Estas foram algumas das palavras de Luís Filipe de Castro Mendes, Ministro da Cultura, durante a cerimónia de apresentação da segunda edição do Prémio Literário “António Alçada Baptista / Cidade da Covilhã”, que decorreu ontem, dia 15, no Padrão dos Descobrimentos, em Lisboa, e onde foi também apresentada a obra “Índias. Vasco da Gama, o herói imperfeito da história de Portugal” da autoria de João Morgado, vencedor da primeira edição.
O Ministro da Cultura aproveitou a oportunidade para transmitir uma lição de história acerca das trocas que se faziam no século XVI, cruzando estes dados com a sua experiência como embaixador na Índia. Dirigiu-se assim aos actores da Covilhã presentes no local, mais concretamente a Vasco da Gama, dizendo-lhe: “Majestade, sem querer influenciar o seu veredicto, eu conheci o Samorim de Calicute…”.

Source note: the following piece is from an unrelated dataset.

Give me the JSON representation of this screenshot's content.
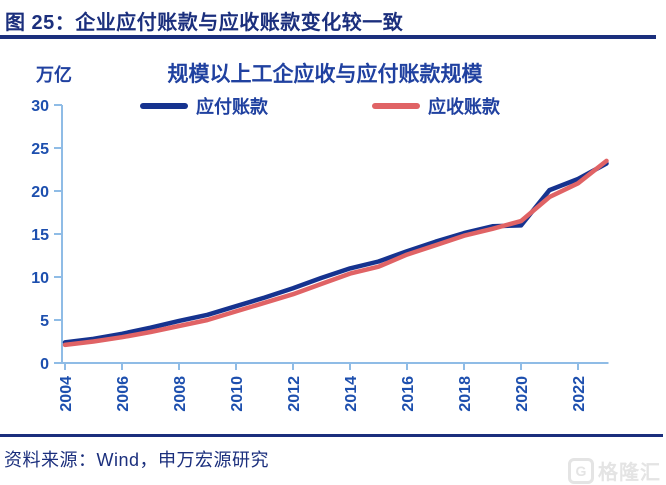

Parabenizou o autor do livro, “um autor que escreve livros inovadores”, e falou de António Alçada Baptista, que conheceu pessoalmente, como “um homem que vivia ironicamente, um homem com um grande prazer de viver. Desejava ouvir, pensar e construir pontes”.
Também Guilherme d’Oliveira Martins, membro do Centro Nacional de Cultura, que por razões profissionais não pode estar presente na cerimónia, gravou um testemunho em vídeo onde descreveu o Prémio Literário como uma iniciativa da maior relevância. “Reconhecimento a partir da memória de alguém que não pode nem deve ser esquecido. Cidadão empenhado que contribuiu decisivamente para lançar as bases da democracia em Portugal. Este prémio literário é uma homenagem legítima e uma recordação de António Alçada Baptista.”
O Presidente da Câmara Municipal da Covilhã, Vítor Pereira, agradeceu às cerca de 100 pessoas presentes no auditório do Padrão dos Descobrimentos, na sua maioria escritores nacionais, e fez a apresentação do Prémio e da obra de João Morgado.
No final houve ainda oportunidade para assistir a um filme de homenagem a António Alçada Baptista, com imagens que têm início na Covilhã de 1927 e que resumem a história, vida e obra deste escritor covilhanense, que dá nome ao Prémio Literário.